Self-Driving Cars May End the Fines That Fill City Coffers

Not everyone is looking forward to the age of autonomy. One potential loser? Local governments.
Selfdriving cars like Audi's prototype A7 could bring benefits but also cut revenues for small governments.
Audi

Before long, self-driving cars will deliver a lot of benefits. First and foremost, they'll increase safety. Accidents won't be eliminated, but surely will produce better results than humans, who play an outsized role in the 30,000 fatalities in US roads. They'll also increase productivity—work in the car!—and perhaps even let you sneak in a nap.

Not everyone is looking forward to the age of autonomy, though. One potential loser? Local governments.

Once the car's in charge, it's a safe bet we won't do things like speed, run reds, park illegally, or drive drunk. And that means we won't be fined for doing those things. That's going to put the squeeze on city budgets, according to a Brookings Institution report.

"Local governments have viewed their sources of revenue and planned around revenue from the perspective of, 'We can tax people in a very structured and predictable manner,'" says Kevin Desouza, a professor at Arizona State University and one of the report's authors. They can count on catching us breaking the law often enough to keep the money flowing. But once that's passed, "they're going to lose out in the long run."

There are no national numbers indicating how much American drivers shell out in traffic violation fines, but the report puts the total in the hundreds of millions of dollars. Los Angeles, for example, collected $161 million from parking tickets in 2014. Twenty cities in California take in $40 million every year from towing cars, splitting that money with the tow companies.

On top of that, if the theory that self-driving cars will lead people to own fewer cars holds up, revenue from registration fees will drop as well.

Again, great news for people who don't like, or can't afford, paying fines and fees. But that money finances things like transportation infrastructure and maintenance, public schools, judicial salaries, domestic violence advocacy, conservation, and many other public services, the report notes.

Meanwhile, we'll still expect our cities to pay to keep the roads in good shape, since no matter who's driving, potholes stink.

There is good news here for government bean counters. Car crashes are an expensive business, and we all pick up the tab. According to a NHTSA report, "public revenues paid for roughly 7 percent of all motor vehicle crash costs [in 2010], costing tax payers $18 billion in 2010, the equivalent of over $156 in added taxes for every household in the United States." Radically fewer accidents means radically more dollars that can be spent on nicer things.

Throw in other upsides like increased productivity (we can work in the car), reduced congestion (cars that talk to each other will improve traffic clow by eliminating the speed fluctuations that create the “accordion effect"), and reduced fuel consumption (smarter systems drive more efficiently and find parking faster), and we can save some $211 billion a year if half our vehicles are autonomous, according to a 2013 report by the Eno Center for Transportation.

Still, those savings won't directly replace the revenue municipalities raise from parking tickets and the like.

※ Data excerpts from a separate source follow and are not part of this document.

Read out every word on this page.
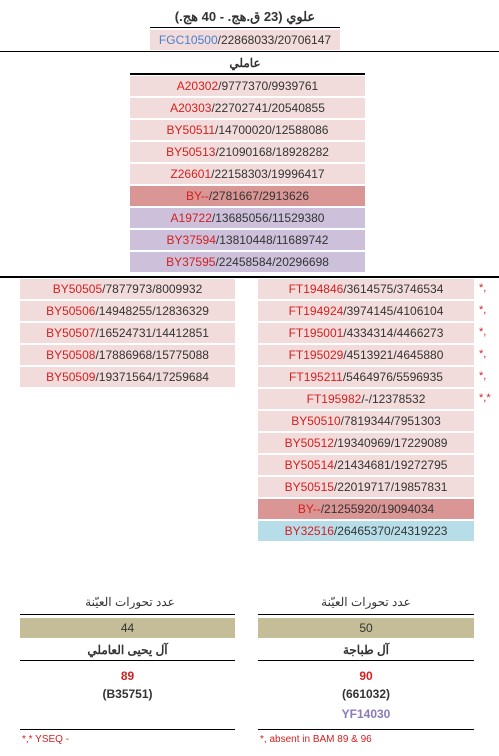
علوي (23 ق.هج. - 40 هج.)
FGC10500/22868033/20706147
عاملي
A20302/9777370/9939761
A20303/22702741/20540855
BY50511/14700020/12588086
BY50513/21090168/18928282
Z26601/22158303/19996417
BY--/2781667/2913626
A19722/13685056/11529380
BY37594/13810448/11689742
BY37595/22458584/20296698
BY50505/7877973/8009932
BY50506/14948255/12836329
BY50507/16524731/14412851
BY50508/17886968/15775088
BY50509/19371564/17259684
FT194846/3614575/3746534	*,
FT194924/3974145/4106104	*,
FT195001/4334314/4466273	*,
FT195029/4513921/4645880	*,
FT195211/5464976/5596935	*,
FT195982/-/12378532	*,*
BY50510/7819344/7951303
BY50512/19340969/17229089
BY50514/21434681/19272795
BY50515/22019717/19857831
BY--/21255920/19094034
BY32516/26465370/24319223
عدد تحورات العيّنة
44
آل يحيى العاملي
89
(B35751)
عدد تحورات العيّنة
50
آل طباجة
90
(661032)
YF14030
*,* YSEQ -	*, absent in BAM 89 & 96
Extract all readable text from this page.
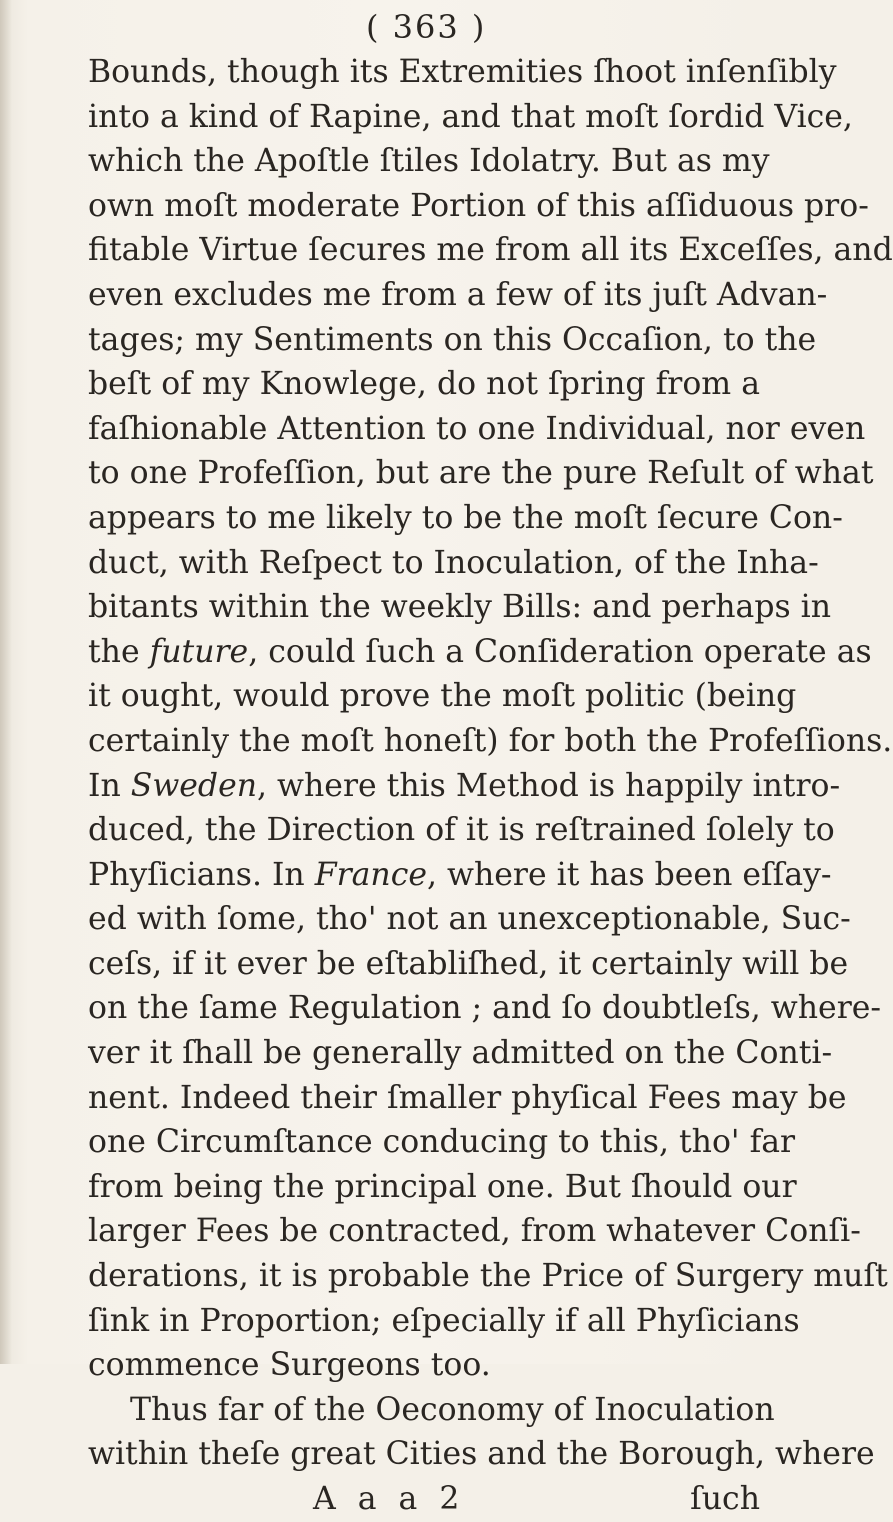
( 363 )
Bounds, though its Extremities ſhoot inſenſibly
into a kind of Rapine, and that moſt ſordid Vice,
which the Apoſtle ſtiles Idolatry. But as my
own moſt moderate Portion of this aſſiduous pro-
fitable Virtue ſecures me from all its Exceſſes, and
even excludes me from a few of its juſt Advan-
tages; my Sentiments on this Occaſion, to the
beſt of my Knowlege, do not ſpring from a
faſhionable Attention to one Individual, nor even
to one Profeſſion, but are the pure Reſult of what
appears to me likely to be the moſt ſecure Con-
duct, with Reſpect to Inoculation, of the Inha-
bitants within the weekly Bills: and perhaps in
the future, could ſuch a Conſideration operate as
it ought, would prove the moſt politic (being
certainly the moſt honeſt) for both the Profeſſions.
In Sweden, where this Method is happily intro-
duced, the Direction of it is reſtrained ſolely to
Phyſicians. In France, where it has been eſſay-
ed with ſome, tho' not an unexceptionable, Suc-
ceſs, if it ever be eſtabliſhed, it certainly will be
on the ſame Regulation ; and ſo doubtleſs, where-
ver it ſhall be generally admitted on the Conti-
nent. Indeed their ſmaller phyſical Fees may be
one Circumſtance conducing to this, tho' far
from being the principal one. But ſhould our
larger Fees be contracted, from whatever Conſi-
derations, it is probable the Price of Surgery muſt
ſink in Proportion; eſpecially if all Phyſicians
commence Surgeons too.
Thus far of the Oeconomy of Inoculation
within theſe great Cities and the Borough, where
A a a 2	ſuch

What they need to do, Desouza says, is redirect resources and generate revenue in smarter ways.

A good place to start would be a per-mile driving charge, to supplement (or replace) dwindling money provided by gas taxes and vehicle registration fees. That will be tricky if the pervasive anti-taxation climate in state and federal government hangs on, but the shift is important to make, Desouza says. "It's mostly going to come down to utility-driven revenue for local governments, rather than asset-driven revenue."

And this would be a great time to put traffic cops to work stopping crimes.